Si è conclusa felicemente la vicenda di Grisù, il gatto fatto scendere per errore dal treno Lecce-Torino alla stazione di Pescara e poi scomparso. Il micio sta bene anche se è ancora ancora molto disorientato. Lo scrive l’Enpa di Pescara, che si era occupata delle ricerche insieme a tantissimi volontari, sul suo profilo Facebook: «Non si era mosso dalla stazione. È stato trovato intorno alle 8.00 dal personale ferroviario, stava comodamente prendendo il sole in un posticino tranquillo appena fuori la stazione, sul binario in direzione Ancona… Mentre eravamo tutti in pena, lui si scaldava al sole… Forse fiducioso che l'avremmo trovato».

La vicenda è accaduta nella notte tra sabato e domenica sul treno partito da Lecce direzione Torino. I due anziani proprietari di Grisù si erano addormentati e il micio in qualche modo era riuscito ad aprire il trasportino mettendosi a gironzolare per il treno. Il controllore, pensando si trattasse di un randagio, alla prima fermata, ovvero quella di Pescara, lo aveva fatto scendere.

Gatto Grisù, l'Enpa nazionale diffida Trenitalia

Del caso si era interessata anche l'Enpa nazionale con la sua presidente Carla Rocchi la quale ha deciso di diffidare Trenitalia: «Abbiamo diffidato Trenitalia di prendere provvedimenti nei confronti del responsabile di questa assurda condotta che si è reso colpevole del reato di abbandono di animali e maltrattamento, nonché di attivare tutte le risorse possibili per trovare la micia. Ci riserviamo anche di presentare un esposto per l’accertamento dei fatti e di costituirci parte civile nel caso in cui il responsabile venga rinviato a giudizio per i reati commessi. Dopo tante campagne a favore degli animali, dopo tanti passi in avanti per agevolare le numerosissime famiglie che viaggiano con animali questa condotta da parte di Trenitalia è davvero inaccettabile.

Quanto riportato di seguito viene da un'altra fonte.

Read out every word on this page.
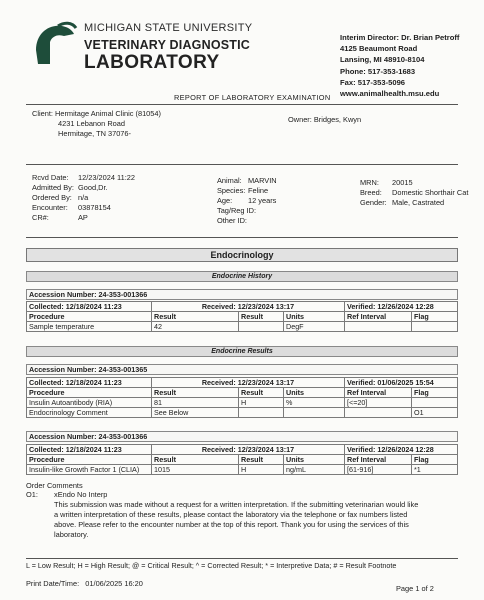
MICHIGAN STATE UNIVERSITY
VETERINARY DIAGNOSTIC
LABORATORY
Interim Director: Dr. Brian Petroff
4125 Beaumont Road
Lansing, MI 48910-8104
Phone: 517-353-1683
Fax: 517-353-5096
www.animalhealth.msu.edu
REPORT OF LABORATORY EXAMINATION
Client: Hermitage Animal Clinic (81054)
4231 Lebanon Road
Hermitage, TN 37076-
Owner: Bridges, Kwyn
Rcvd Date: 12/23/2024 11:22
Admitted By: Good,Dr.
Ordered By: n/a
Encounter: 03878154
CR#:	AP
Animal: MARVIN
Species: Feline
Age: 12 years
Tag/Reg ID:
Other ID:
MRN: 20015
Breed: Domestic Shorthair Cat
Gender: Male, Castrated
Endocrinology
Endocrine History
Accession Number: 24-353-001366
Collected: 12/18/2024 11:23	Received: 12/23/2024 13:17			Verified: 12/26/2024 12:28	
Procedure	Result	Result	Units	Ref Interval	Flag
Sample temperature	42		DegF		
Endocrine Results
Accession Number: 24-353-001365
Collected: 12/18/2024 11:23	Received: 12/23/2024 13:17			Verified: 01/06/2025 15:54	
Procedure	Result	Result	Units	Ref Interval	Flag
Insulin Autoantibody (RIA)	81	H	%	[<=20]	
Endocrinology Comment	See Below				O1
Accession Number: 24-353-001366
Collected: 12/18/2024 11:23	Received: 12/23/2024 13:17			Verified: 12/26/2024 12:28	
Procedure	Result	Result	Units	Ref Interval	Flag
Insulin-like Growth Factor 1 (CLIA)	1015	H	ng/mL	[61-916]	*1
Order Comments
O1: xEndo No Interp
This submission was made without a request for a written interpretation. If the submitting veterinarian would like
a written interpretation of these results, please contact the laboratory via the telephone or fax numbers listed
above. Please refer to the encounter number at the top of this report. Thank you for using the services of this
laboratory.
L = Low Result; H = High Result; @ = Critical Result; ^ = Corrected Result; * = Interpretive Data; # = Result Footnote
Print Date/Time: 01/06/2025 16:20
Page 1 of 2
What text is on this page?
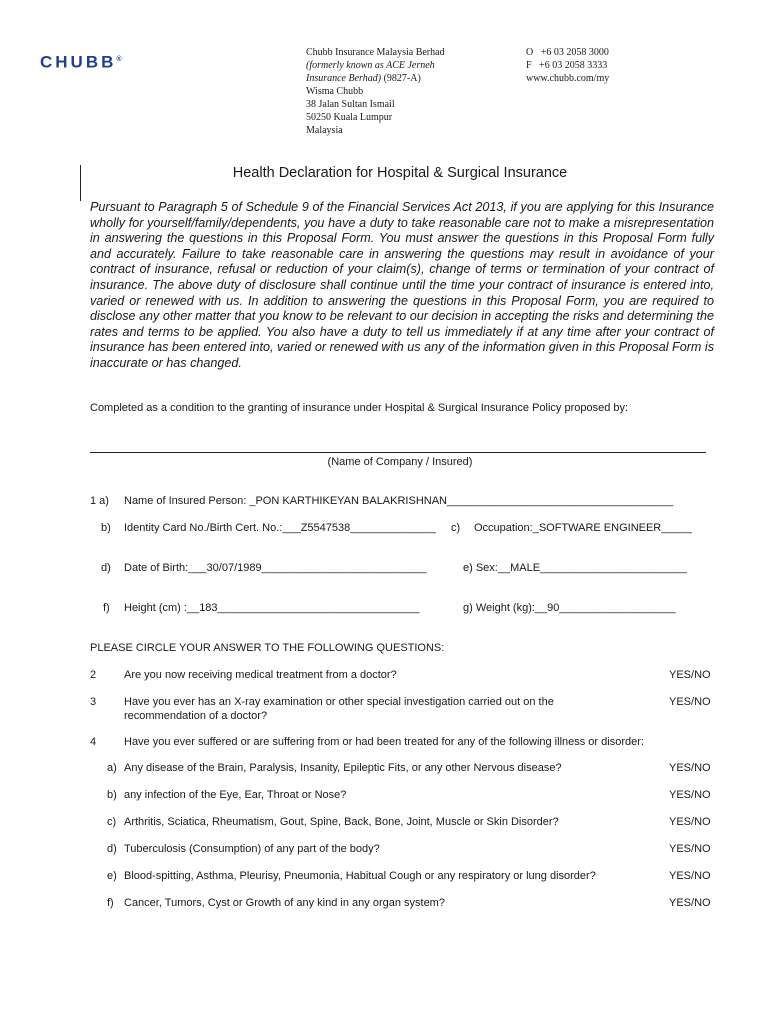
CHUBB®
Chubb Insurance Malaysia Berhad
(formerly known as ACE Jerneh
Insurance Berhad) (9827-A)
Wisma Chubb
38 Jalan Sultan Ismail
50250 Kuala Lumpur
Malaysia
O   +6 03 2058 3000
F   +6 03 2058 3333
www.chubb.com/my
Health Declaration for Hospital & Surgical Insurance
Pursuant to Paragraph 5 of Schedule 9 of the Financial Services Act 2013, if you are applying for this Insurance wholly for yourself/family/dependents, you have a duty to take reasonable care not to make a misrepresentation in answering the questions in this Proposal Form. You must answer the questions in this Proposal Form fully and accurately. Failure to take reasonable care in answering the questions may result in avoidance of your contract of insurance, refusal or reduction of your claim(s), change of terms or termination of your contract of insurance. The above duty of disclosure shall continue until the time your contract of insurance is entered into, varied or renewed with us. In addition to answering the questions in this Proposal Form, you are required to disclose any other matter that you know to be relevant to our decision in accepting the risks and determining the rates and terms to be applied. You also have a duty to tell us immediately if at any time after your contract of insurance has been entered into, varied or renewed with us any of the information given in this Proposal Form is inaccurate or has changed.
Completed as a condition to the granting of insurance under Hospital & Surgical Insurance Policy proposed by:
(Name of Company / Insured)
1 a) Name of Insured Person: _PON KARTHIKEYAN BALAKRISHNAN_____________________________________
b) Identity Card No./Birth Cert. No.:___Z5547538______________ c) Occupation:_SOFTWARE ENGINEER_____
d) Date of Birth:___30/07/1989___________________________	e) Sex:__MALE________________________
f) Height (cm) :__183_________________________________	g) Weight (kg):__90___________________
PLEASE CIRCLE YOUR ANSWER TO THE FOLLOWING QUESTIONS:
2	Are you now receiving medical treatment from a doctor?	YES/NO
3	Have you ever has an X-ray examination or other special investigation carried out on the
recommendation of a doctor?
YES/NO
4	Have you ever suffered or are suffering from or had been treated for any of the following illness or disorder:
a) Any disease of the Brain, Paralysis, Insanity, Epileptic Fits, or any other Nervous disease?	YES/NO
b) any infection of the Eye, Ear, Throat or Nose?	YES/NO
c) Arthritis, Sciatica, Rheumatism, Gout, Spine, Back, Bone, Joint, Muscle or Skin Disorder?	YES/NO
d) Tuberculosis (Consumption) of any part of the body?	YES/NO
e) Blood-spitting, Asthma, Pleurisy, Pneumonia, Habitual Cough or any respiratory or lung disorder?	YES/NO
f) Cancer, Tumors, Cyst or Growth of any kind in any organ system?	YES/NO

Se si fosse perso un minore o un anziano sarebbe stato fatto scendere forse dal treno? Il gatto tra l’altro, sicuramente non dall’aspetto randagio, era molto anziano e abituato alla cattività. Speriamo con tutto il cuore che la situazione si risolva nel migliore dei modi possibili ma cose di questo tipo non devono più succedere».

Il caso del gatto Grisù arrivato in Parlamento

Il caso del gatto Grisù è sbarcato ieri anche in Parlamento con una interrogazione a firma della deputata M5S Daniela Torto. Su Facebook aveva scritto: «Ad allontanare il gatto dal mezzo è stato proprio il capo treno. Mi auguro che presto Grisù ritorni dalla sua famiglia, ma allo stesso tempo ritengo che l'accaduto metta in evidenza ciò che doveva essere fatto e non è stato fatto», ha spiegato la parlamentare abruzzese in un video postato sulla sua pagina Facebook.

Torto ha annunciato così la presentazione di una interrogazione "per fare luce" sulla scomparsa del felino. Per la parlamentare «serve una rivoluzione culturale anche nel mondo animale. Un mondo troppo spesso aggredito e mai ritenuto alla pari del mondo dell'essere umano». Non tutti gli utenti però apprezzano l'iniziativa e sotto il post della deputata grillina fioccano commenti poco gradevoli.